We tested the board for stability with three different types of memory. The first was generic PC2100 using Samsung DRAMs, the second was Crucial
brand PC2100 using Micron DRAMs, and the third was OCZ PC2700 rated memory. All three memories performed flawlessly at 266MHz FSB, and both the Crucial
PC2100 and the OCZ PC2700 performed with excellence at 333MHz DDR. The Samsung PC2100 POSTed and booted, but was subject to frequent crashes at 333 MHz. Incidentally, Iwill has expressed to us that it has had the best results internally using Micron and Hynix memory.
We’ll say again; if you want a guaranteed 333 MHz FSB, get memory tested and validated at 333 MHz (PC2700). That’s the only way to guarantee success. With that said, our experience indicates that if you already have Hynix, or especially Micron/Crucial PC2100, you might have a pretty decent shot at 333 MHz.
In terms of the chipset, and ALi’s drivers in particular, we’re happy to report that we’ve encountered no difficulties whatsoever. Read that sentence over carefully – we’re not saying the drivers are perfect, we’re saying we haven’t found any problems yet. To be frank, we’d be lying if we told you we’re as confident in ALi chipset drivers as we are in Intel’s, but to ALi’s credit, the drivers do seem to be quite solid, and we haven’t any conflicts, errors or bugs to report. In addition, there haven’t been any chronic issues popping up in discussion forums (which are usually the best place to look for driver compatibility information).

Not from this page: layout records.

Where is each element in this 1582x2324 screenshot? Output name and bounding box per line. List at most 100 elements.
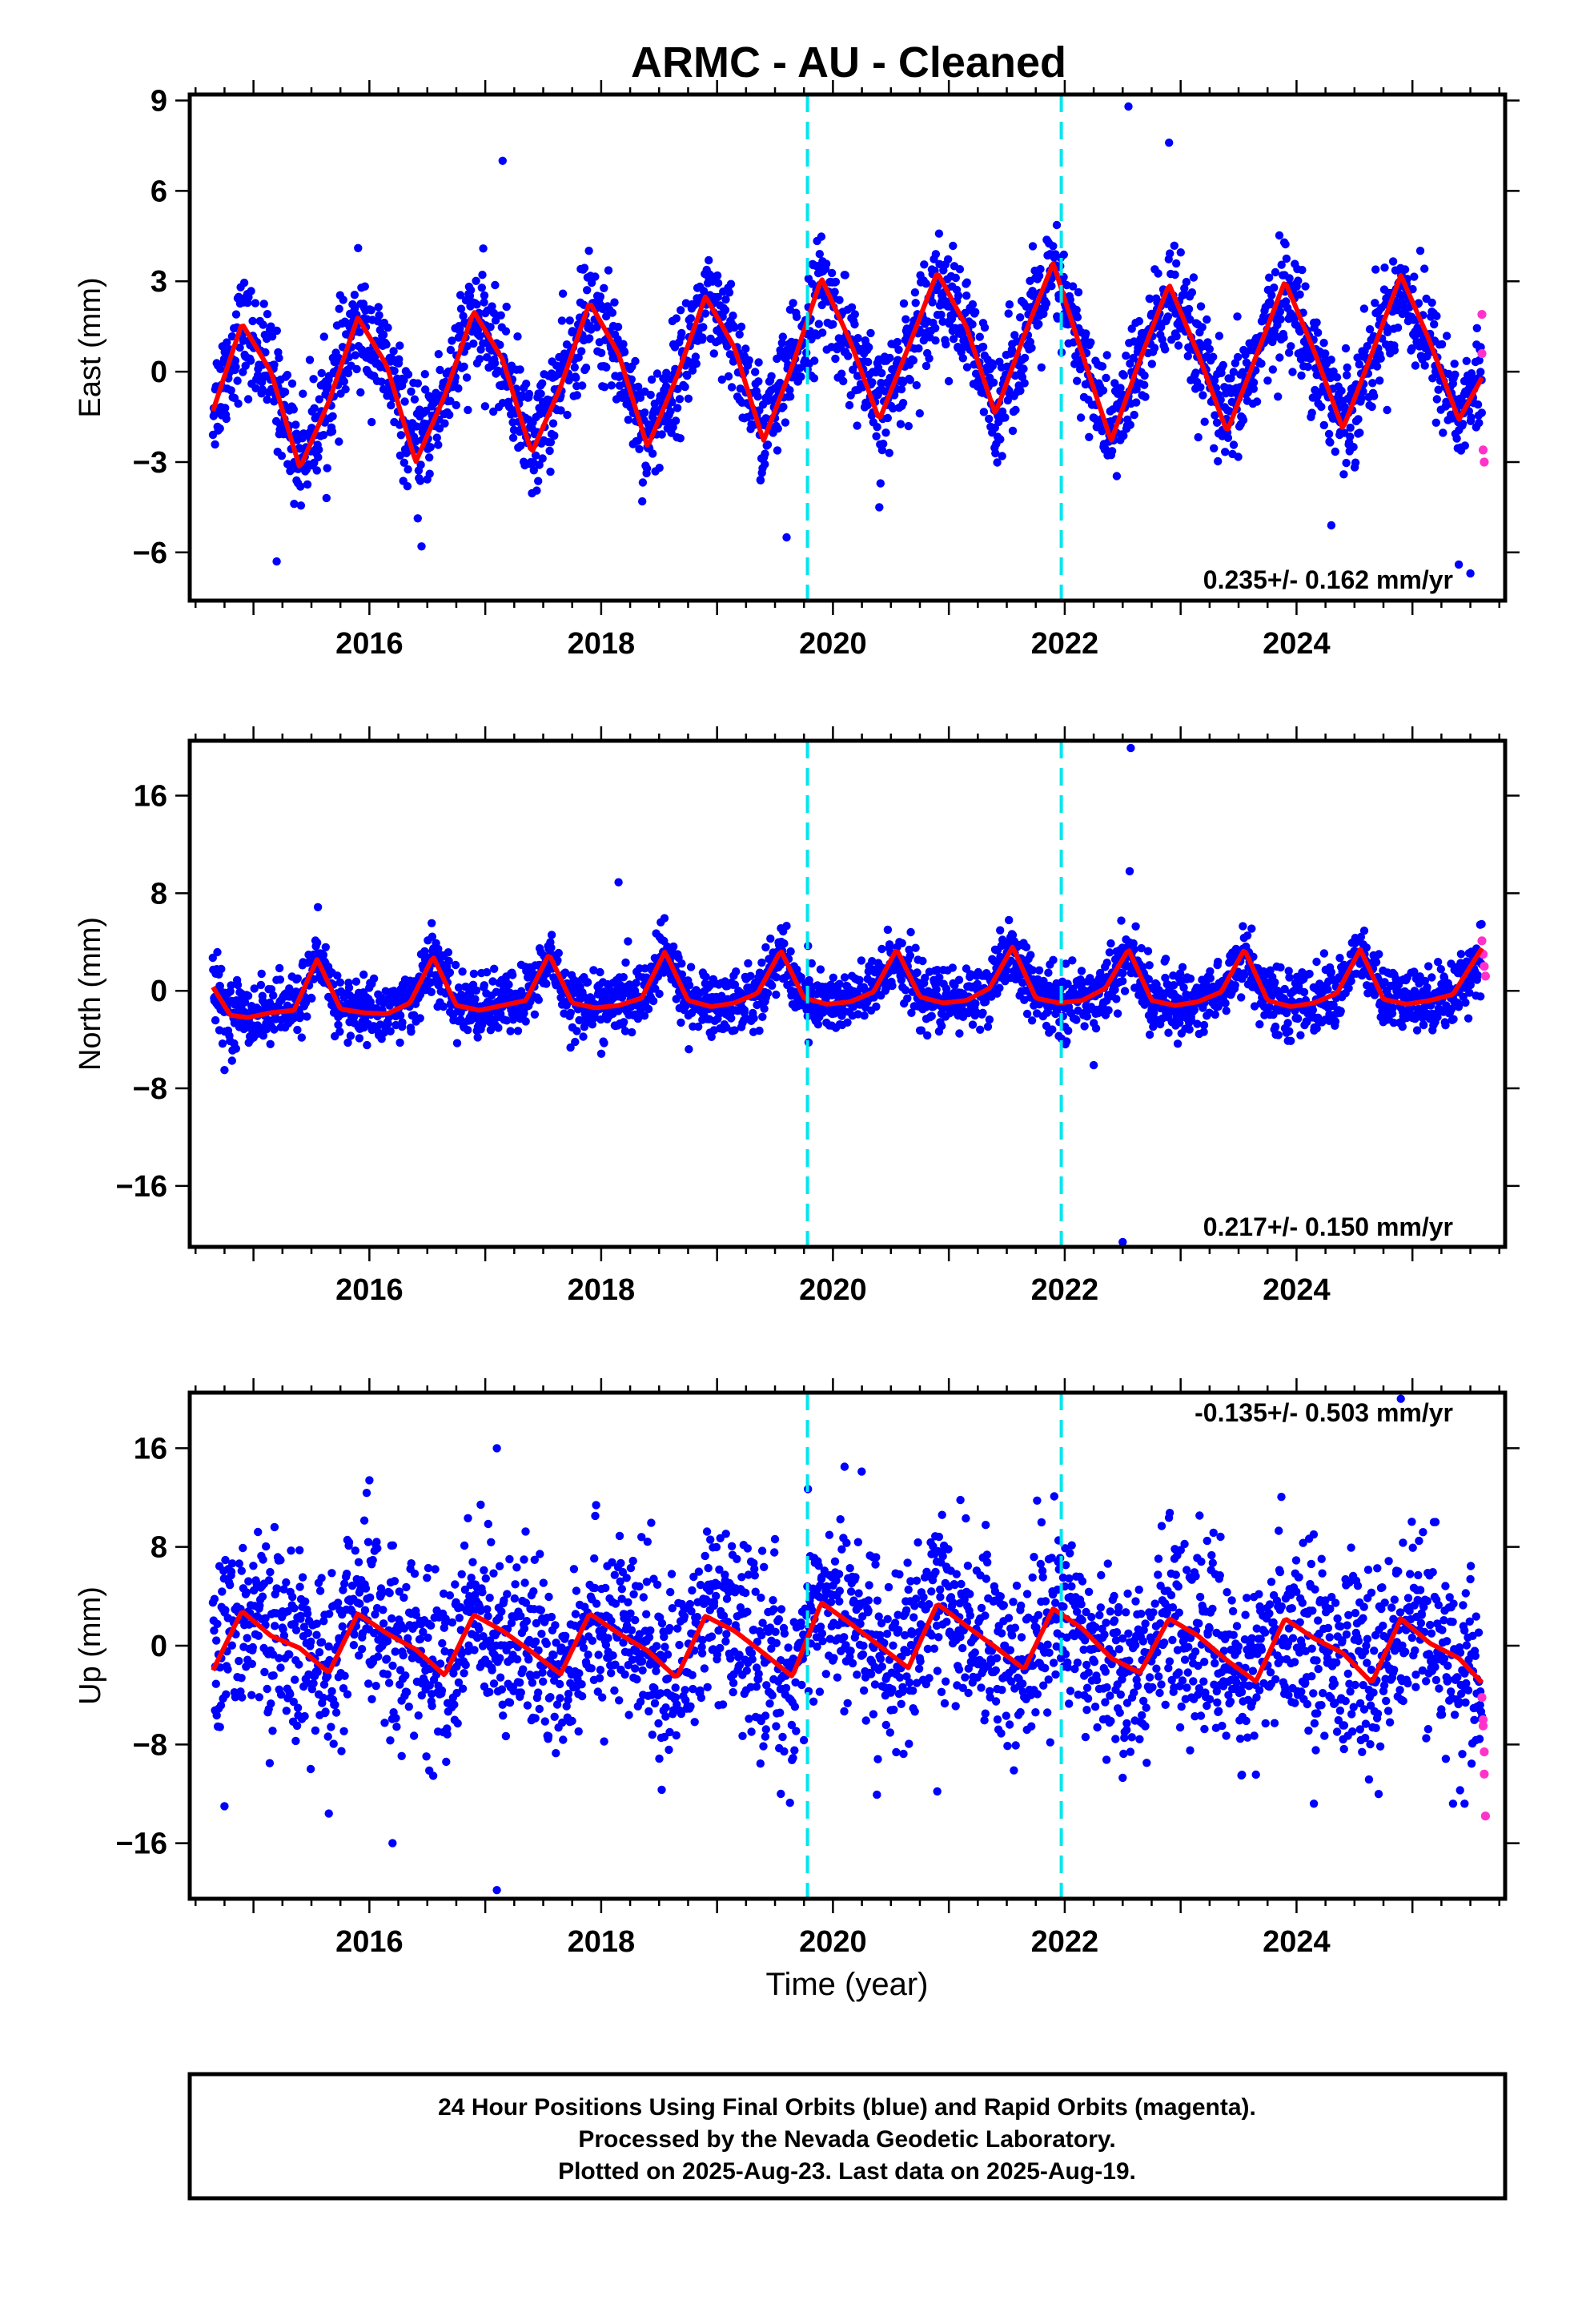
data-point-final xyxy=(339,377,348,386)
data-point-final xyxy=(471,995,480,1003)
data-point-final xyxy=(460,362,468,371)
data-point-final xyxy=(912,380,921,390)
data-point-final xyxy=(951,273,961,283)
data-point-final xyxy=(1233,312,1242,321)
data-point-final xyxy=(1102,351,1111,360)
data-point-final xyxy=(462,373,472,382)
data-point-final xyxy=(947,315,957,324)
data-point-final xyxy=(1268,365,1278,374)
data-point-rapid xyxy=(1477,310,1487,320)
data-point-final xyxy=(585,334,594,343)
data-point-final xyxy=(1116,384,1125,392)
data-point-final xyxy=(672,995,681,1003)
data-point-final xyxy=(883,925,893,935)
data-point-final xyxy=(1284,348,1294,357)
data-point-final xyxy=(1221,999,1230,1007)
data-point-final xyxy=(647,375,656,384)
data-point-final xyxy=(367,306,375,315)
data-point-final xyxy=(905,951,915,960)
data-point-final xyxy=(435,424,444,433)
data-point-final xyxy=(363,1040,371,1050)
data-point-final xyxy=(377,377,386,386)
data-point-final xyxy=(635,444,644,453)
data-point-final xyxy=(290,500,299,509)
data-point-final xyxy=(469,969,479,979)
data-point-final xyxy=(321,943,330,952)
data-point-final xyxy=(267,322,275,331)
data-point-final xyxy=(1173,1039,1182,1048)
data-point-final xyxy=(1068,282,1078,291)
data-point-final xyxy=(666,407,675,416)
data-point-final xyxy=(240,998,250,1007)
data-point-final xyxy=(1145,1030,1154,1039)
data-point-final xyxy=(476,332,484,340)
data-point-final xyxy=(843,1018,852,1027)
data-point-final xyxy=(538,454,547,463)
data-point-final xyxy=(355,1034,364,1043)
data-point-final xyxy=(583,286,592,295)
data-point-final xyxy=(996,926,1005,935)
data-point-final xyxy=(686,963,696,971)
data-point-final xyxy=(954,975,964,984)
data-point-final xyxy=(461,983,471,991)
data-point-final xyxy=(1006,956,1016,965)
data-point-final xyxy=(760,1004,769,1013)
data-point-final xyxy=(534,476,543,485)
data-point-final xyxy=(1321,349,1330,358)
data-point-final xyxy=(532,486,541,495)
data-point-final xyxy=(572,373,580,382)
data-point-final xyxy=(1420,361,1429,370)
data-point-final xyxy=(1042,299,1051,308)
data-point-final xyxy=(868,378,877,387)
data-point-final xyxy=(381,987,390,995)
data-point-final xyxy=(604,266,613,275)
data-point-final xyxy=(864,357,873,367)
data-point-final xyxy=(809,374,819,383)
data-point-final xyxy=(416,1014,424,1023)
data-point-final xyxy=(721,295,730,304)
data-point-final xyxy=(1028,966,1038,975)
data-point-final xyxy=(785,386,794,395)
data-point-final xyxy=(1346,432,1355,441)
data-point-final xyxy=(988,361,998,371)
data-point-final xyxy=(1279,333,1288,342)
data-point-final xyxy=(1237,993,1246,1002)
data-point-final xyxy=(1299,987,1309,997)
data-point-final xyxy=(931,324,940,332)
data-point-final xyxy=(633,382,643,392)
data-point-final xyxy=(960,335,969,344)
data-point-final xyxy=(396,1011,405,1020)
data-point-final xyxy=(815,250,824,259)
data-point-final xyxy=(600,1039,608,1047)
data-point-final xyxy=(1004,309,1013,318)
data-point-final xyxy=(1359,387,1367,396)
data-point-final xyxy=(322,493,331,503)
data-point-final xyxy=(741,344,750,353)
data-point-final xyxy=(1175,1019,1184,1027)
data-point-final xyxy=(244,293,253,302)
data-point-final xyxy=(277,452,287,460)
data-point-final xyxy=(633,1014,643,1023)
data-point-final xyxy=(857,956,866,965)
data-point-final xyxy=(669,942,678,951)
data-point-final xyxy=(1102,373,1110,383)
data-point-final xyxy=(383,1019,392,1028)
data-point-final xyxy=(1351,458,1360,467)
data-point-final xyxy=(407,387,416,396)
data-point-final xyxy=(931,336,940,345)
data-point-final xyxy=(1317,402,1326,412)
data-point-final xyxy=(1287,342,1295,351)
data-point-final xyxy=(1415,247,1425,255)
data-point-final xyxy=(275,975,285,984)
data-point-final xyxy=(888,981,897,991)
data-point-final xyxy=(751,368,760,376)
data-point-final xyxy=(211,1015,220,1025)
data-point-final xyxy=(768,981,777,991)
data-point-final xyxy=(439,1002,448,1011)
data-point-final xyxy=(1275,353,1284,362)
data-point-final xyxy=(1231,944,1241,954)
data-point-final xyxy=(1016,386,1025,396)
data-point-final xyxy=(622,395,632,404)
data-point-final xyxy=(250,984,259,993)
data-point-final xyxy=(334,1020,343,1030)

What about performance numbers? No, we didn’t forget, but as the saying goes, good things come to those who wait. In about two weeks, we’ll be posting a follow up to this article, combined with a look at modern Athlon chipsets, in which you’ll find performance figures from the XP333-R at 266 and 333 MHz FSB, as well as figures from VIA’s KT266A, and SiS’ 735 chipsets. We apologize for the delay, however it was necessary in order to ensure that sufficient properly conducted benchmarks are available.